While the library itself doesn't violate any code, Public Works Director Miki Esposito said its location — between the sidewalk and Otoe Street — violates a rule requiring property owners to keep the public right of way cleared.
“(The city) uses that area for snow storage in the winter, light poles, mailboxes, things like that," Esposito said. "And I imagine these little libraries are meant to congregate people like a water cooler, but we don’t want people hanging around near the road by the curb.”
A public works employee inspected the library and wrote a letter to the church June 30 detailing why the library must be moved, giving July 10, Thursday, as a deadline.
Barbara Arendt, head of the Indian Village Neighborhood Association, coordinated the library project and said she was shocked by the letter.
This isn't the first little library built in a Lincoln right of way, she said. While doing research for the Southminster library, she visited most of the 25 Little Free Libraries she knows of in town and found that a good number had been built between the sidewalk and street.

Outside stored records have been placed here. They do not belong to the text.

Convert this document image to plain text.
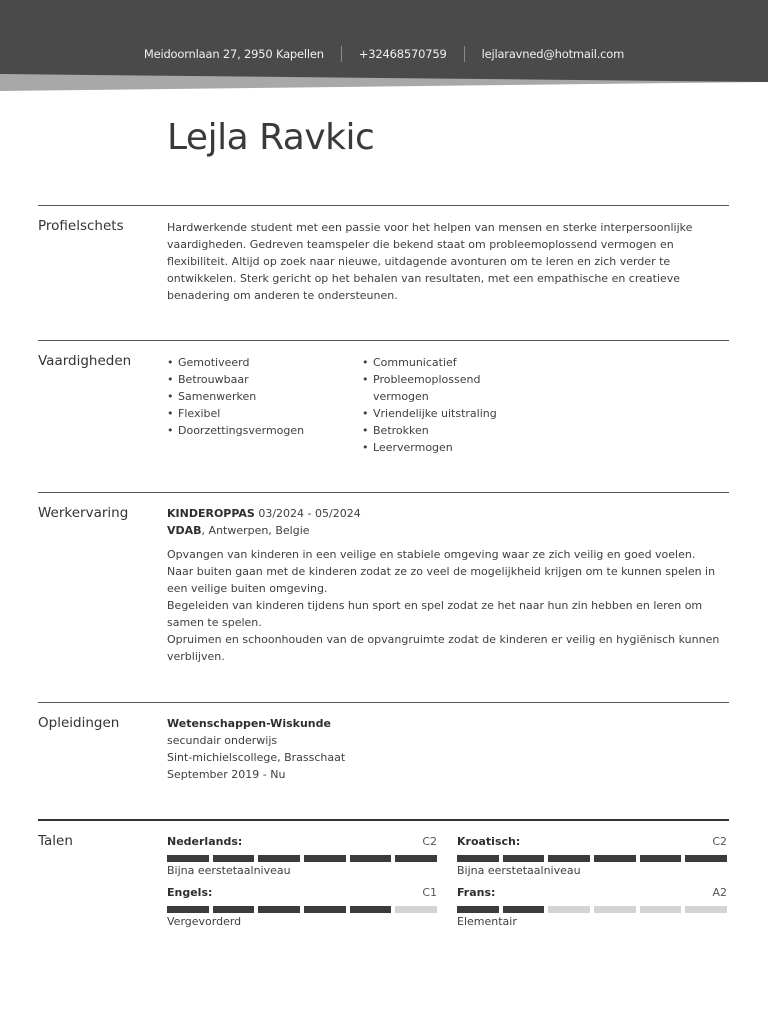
Meidoornlaan 27, 2950 Kapellen	+32468570759	lejlaravned@hotmail.com
Lejla Ravkic
Profielschets	Hardwerkende student met een passie voor het helpen van mensen en sterke interpersoonlijke vaardigheden. Gedreven teamspeler die bekend staat om probleemoplossend vermogen en flexibiliteit. Altijd op zoek naar nieuwe, uitdagende avonturen om te leren en zich verder te ontwikkelen. Sterk gericht op het behalen van resultaten, met een empathische en creatieve benadering om anderen te ondersteunen.

Vaardigheden
•	Gemotiveerd
• Betrouwbaar
• Samenwerken
• Flexibel
• Doorzettingsvermogen
• Communicatief
• Probleemoplossend vermogen
• Vriendelijke uitstraling
• Betrokken
• Leervermogen
Werkervaring	KINDEROPPAS 03/2024 - 05/2024

VDAB, Antwerpen, Belgie

Opvangen van kinderen in een veilige en stabiele omgeving waar ze zich veilig en goed voelen.

Naar buiten gaan met de kinderen zodat ze zo veel de mogelijkheid krijgen om te kunnen spelen in een veilige buiten omgeving.

Begeleiden van kinderen tijdens hun sport en spel zodat ze het naar hun zin hebben en leren om samen te spelen.

Opruimen en schoonhouden van de opvangruimte zodat de kinderen er veilig en hygiënisch kunnen verblijven.

Opleidingen	Wetenschappen-Wiskunde

secundair onderwijs

Sint-michielscollege, Brasschaat

September 2019 - Nu

Talen	Nederlands:	C2
Bijna eerstetaalniveau
Kroatisch:	C2
Bijna eerstetaalniveau
Engels:	C1
Vergevorderd
Frans:	A2
Elementair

At Southminster, putting the library in the right of way kept it away from the church’s sprinkler system and in plain sight for neighbors, Arendt said.
“The more we thought about it, the more the public right of way area made sense,” Arendt said. “It’s public right of way, it’s a public library, to me it sounds like it goes together. But the city disagrees.”
Arendt contends the library is no more dangerous than a light pole or utility box. She also questions why moving this library is a priority.
"I live across the street from an abandoned home, which the city knows about," she said. "It’s on their list, and I’m on them continuously about it. There are raccoons, paint falling off 25 percent of the house. It’s in violation of a bunch of codes, and yet it still stands there, rotting away."
Little Free Libraries are gaining popularity around the country. The website littlefreelibrary.org lists a dozen of them in Lincoln, but other sites list more than twice that number.
This is the first Little Free Library to be put on notice here. In Leawood, Kansas, this week, a 9-year-old boy who was forced to remove his little library from his front yard was allowed to put it back after arguing his case in front of the city council.
Esposito said she and Arendt have talked about relocating the Southminster library. It probably won't be moved by Thursday, Esposito said, but she is working with Arendt to delay the fine for a week or two.
“It would set not a very good precedent with allowing (little libraries) to be in the public right of way,” Esposito said. “They’re a really cool idea, and we don’t want to discourage it, but we just want it off the right of way.”